Alexander Novak, energy minister for Russia, which has reportedly cut nearly twice as much production as expected under the Organization of the Petroleum Exporting Countries' (OPEC) reduction agreement, says oil prices are now "closer to fair" - and he also suggested that his country may enact output at a faster pace.

During a conference between Russian president Vladimir Putin and his ministers, Novak noted that the OPEC initiatives have boosted prices by $10-$15 and that the current stabilization of above $50 is "closer to fair."

He added, "Overall, according to preliminary data, the deal participants have lowered their combined crude production by 1.4 million barrels per day (bpd)."

He claimed that in January Russia lowered its output by 117,000 bpd, although the country's finance ministry pegs the amount at 98,000 bpd - which is still double the 50,000 figure expected for last month.

In a story published by Sputnik, Novak also told reporters that with regards to the implementation of reduction plans submitted by the country's private companies, "It is possible that they will be [implemented] at a faster pace; it depends first of all on the companies themselves, on the investment policy."

While all this was presumably intended to bolster the standing of the heavily-criticized OPEC agreement, the fact remains that Russia is planning to quickly increase output to new post-Soviet record highs once the deal expires in June of this year - and other cutback participants, such as Saudi Arabia, have indicated that a renewal of the deal will not be forthcoming.

Even though reaction to OPEC's cutbacks this week have negatively influenced trading to a degree, the week ended on a positive note, with West Texas Intermediate settling up 29 cents to $53.83 and Brent settling up 25 cents to $56.81 for a 2 percent gain on the week, the first significant weekly rise of 2017.

However, Friday's performance wasn't due to Novak's remarks, but to U.S. president Donald Trump imposing sanctions on Iran after the Islamic republic violated United Nations agreements by test firing a ballistic missile, as well as U.S. job growth surging more than expected for January.

Carl Larry, director at Frost & Sullivan, said, "I think that the consensus is that Iran supported the market, but I think that it's probably more on the stronger jobs report leading to higher demand in the near term."

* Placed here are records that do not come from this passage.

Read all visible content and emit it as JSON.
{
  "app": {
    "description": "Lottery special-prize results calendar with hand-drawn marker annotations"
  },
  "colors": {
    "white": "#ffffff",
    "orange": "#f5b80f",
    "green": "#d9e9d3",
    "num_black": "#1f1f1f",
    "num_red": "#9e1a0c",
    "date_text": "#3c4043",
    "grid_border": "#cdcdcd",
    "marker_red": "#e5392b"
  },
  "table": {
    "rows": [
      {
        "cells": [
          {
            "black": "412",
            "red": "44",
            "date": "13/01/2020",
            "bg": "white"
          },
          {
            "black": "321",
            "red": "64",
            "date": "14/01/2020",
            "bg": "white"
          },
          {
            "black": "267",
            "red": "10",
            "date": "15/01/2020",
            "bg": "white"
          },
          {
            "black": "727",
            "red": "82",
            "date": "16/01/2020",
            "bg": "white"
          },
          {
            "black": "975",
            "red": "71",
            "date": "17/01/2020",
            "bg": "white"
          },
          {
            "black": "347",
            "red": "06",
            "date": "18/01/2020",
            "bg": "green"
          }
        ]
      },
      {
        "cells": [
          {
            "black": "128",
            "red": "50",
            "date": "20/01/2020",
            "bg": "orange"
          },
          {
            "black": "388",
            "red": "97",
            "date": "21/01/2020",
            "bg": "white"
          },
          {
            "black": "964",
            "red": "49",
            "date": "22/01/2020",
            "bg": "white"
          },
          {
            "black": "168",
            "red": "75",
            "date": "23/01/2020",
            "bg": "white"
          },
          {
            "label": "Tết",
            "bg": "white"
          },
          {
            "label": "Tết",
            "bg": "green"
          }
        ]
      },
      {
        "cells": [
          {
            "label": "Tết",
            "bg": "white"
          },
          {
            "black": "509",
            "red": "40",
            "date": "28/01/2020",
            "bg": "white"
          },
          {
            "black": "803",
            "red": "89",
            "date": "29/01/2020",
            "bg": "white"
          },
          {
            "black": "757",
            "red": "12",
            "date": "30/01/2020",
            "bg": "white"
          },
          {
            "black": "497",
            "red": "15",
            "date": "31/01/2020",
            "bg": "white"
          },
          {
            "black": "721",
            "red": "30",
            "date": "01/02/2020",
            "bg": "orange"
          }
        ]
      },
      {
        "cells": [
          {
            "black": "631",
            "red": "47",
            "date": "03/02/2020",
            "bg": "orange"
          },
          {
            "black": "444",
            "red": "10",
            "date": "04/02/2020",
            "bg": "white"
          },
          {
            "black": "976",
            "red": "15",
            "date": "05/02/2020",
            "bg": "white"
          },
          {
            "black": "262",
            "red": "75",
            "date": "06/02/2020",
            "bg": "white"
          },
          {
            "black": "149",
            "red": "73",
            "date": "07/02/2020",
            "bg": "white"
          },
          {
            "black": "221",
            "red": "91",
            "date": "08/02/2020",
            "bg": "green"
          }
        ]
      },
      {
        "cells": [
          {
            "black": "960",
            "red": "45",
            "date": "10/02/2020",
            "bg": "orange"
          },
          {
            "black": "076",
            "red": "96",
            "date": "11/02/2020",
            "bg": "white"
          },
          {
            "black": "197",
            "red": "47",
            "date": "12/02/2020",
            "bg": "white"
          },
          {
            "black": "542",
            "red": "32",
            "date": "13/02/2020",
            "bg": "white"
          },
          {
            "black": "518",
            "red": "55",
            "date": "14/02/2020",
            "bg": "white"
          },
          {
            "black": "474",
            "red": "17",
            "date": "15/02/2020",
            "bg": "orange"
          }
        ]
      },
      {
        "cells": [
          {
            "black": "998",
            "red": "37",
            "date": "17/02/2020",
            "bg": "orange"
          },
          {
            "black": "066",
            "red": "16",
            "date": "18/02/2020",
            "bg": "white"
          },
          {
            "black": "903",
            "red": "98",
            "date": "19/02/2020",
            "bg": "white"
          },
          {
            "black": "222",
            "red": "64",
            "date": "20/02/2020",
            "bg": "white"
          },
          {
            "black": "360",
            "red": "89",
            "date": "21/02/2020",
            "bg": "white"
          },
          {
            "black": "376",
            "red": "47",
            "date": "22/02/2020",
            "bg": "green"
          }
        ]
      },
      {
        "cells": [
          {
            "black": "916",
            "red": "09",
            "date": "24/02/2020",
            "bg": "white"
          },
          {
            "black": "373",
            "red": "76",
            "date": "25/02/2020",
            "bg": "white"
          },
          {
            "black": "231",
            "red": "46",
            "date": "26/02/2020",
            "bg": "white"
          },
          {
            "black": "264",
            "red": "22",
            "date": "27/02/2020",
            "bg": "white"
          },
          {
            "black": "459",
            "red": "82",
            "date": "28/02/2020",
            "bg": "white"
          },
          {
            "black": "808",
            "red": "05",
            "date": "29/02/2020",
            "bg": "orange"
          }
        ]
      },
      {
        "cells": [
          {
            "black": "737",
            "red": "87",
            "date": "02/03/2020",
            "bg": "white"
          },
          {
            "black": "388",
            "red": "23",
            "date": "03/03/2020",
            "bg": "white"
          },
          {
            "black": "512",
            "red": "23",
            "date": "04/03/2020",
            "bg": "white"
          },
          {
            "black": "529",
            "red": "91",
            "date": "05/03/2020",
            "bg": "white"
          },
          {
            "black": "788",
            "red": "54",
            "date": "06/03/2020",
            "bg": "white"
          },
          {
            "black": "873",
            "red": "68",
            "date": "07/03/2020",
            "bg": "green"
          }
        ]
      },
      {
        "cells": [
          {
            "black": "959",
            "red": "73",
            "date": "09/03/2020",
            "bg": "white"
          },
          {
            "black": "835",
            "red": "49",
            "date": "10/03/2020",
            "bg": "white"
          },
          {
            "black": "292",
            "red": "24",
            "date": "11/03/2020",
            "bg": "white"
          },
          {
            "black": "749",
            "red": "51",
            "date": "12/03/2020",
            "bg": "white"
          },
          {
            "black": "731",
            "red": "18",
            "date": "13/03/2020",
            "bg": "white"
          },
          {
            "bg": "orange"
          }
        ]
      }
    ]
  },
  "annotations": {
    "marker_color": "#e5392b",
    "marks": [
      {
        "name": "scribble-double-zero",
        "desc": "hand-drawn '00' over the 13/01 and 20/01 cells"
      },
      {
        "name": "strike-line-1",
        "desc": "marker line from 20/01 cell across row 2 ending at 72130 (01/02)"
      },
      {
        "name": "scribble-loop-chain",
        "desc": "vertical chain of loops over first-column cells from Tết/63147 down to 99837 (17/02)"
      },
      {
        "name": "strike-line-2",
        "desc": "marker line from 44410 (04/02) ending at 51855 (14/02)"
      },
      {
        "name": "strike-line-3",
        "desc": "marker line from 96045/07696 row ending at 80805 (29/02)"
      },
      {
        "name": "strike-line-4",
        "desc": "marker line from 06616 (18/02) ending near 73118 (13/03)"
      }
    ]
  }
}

As OPEC enters its second of six months of cutbacks, the analytical community is increasingly leaning towards a specific oil price that they think will govern the market for the foreseeable future, and this was most recently expressed by Fadel Gheit, senior energy strategist at Oppenheimer & Co., who told Bloomberg, "We're probably going to see $2 to $3 increases in prices until over the next two to three years we're going to get what I believe will be the new normal, and it's going to be about $60 per barrel; it's not $90, it's not $100, but it's not $30 either."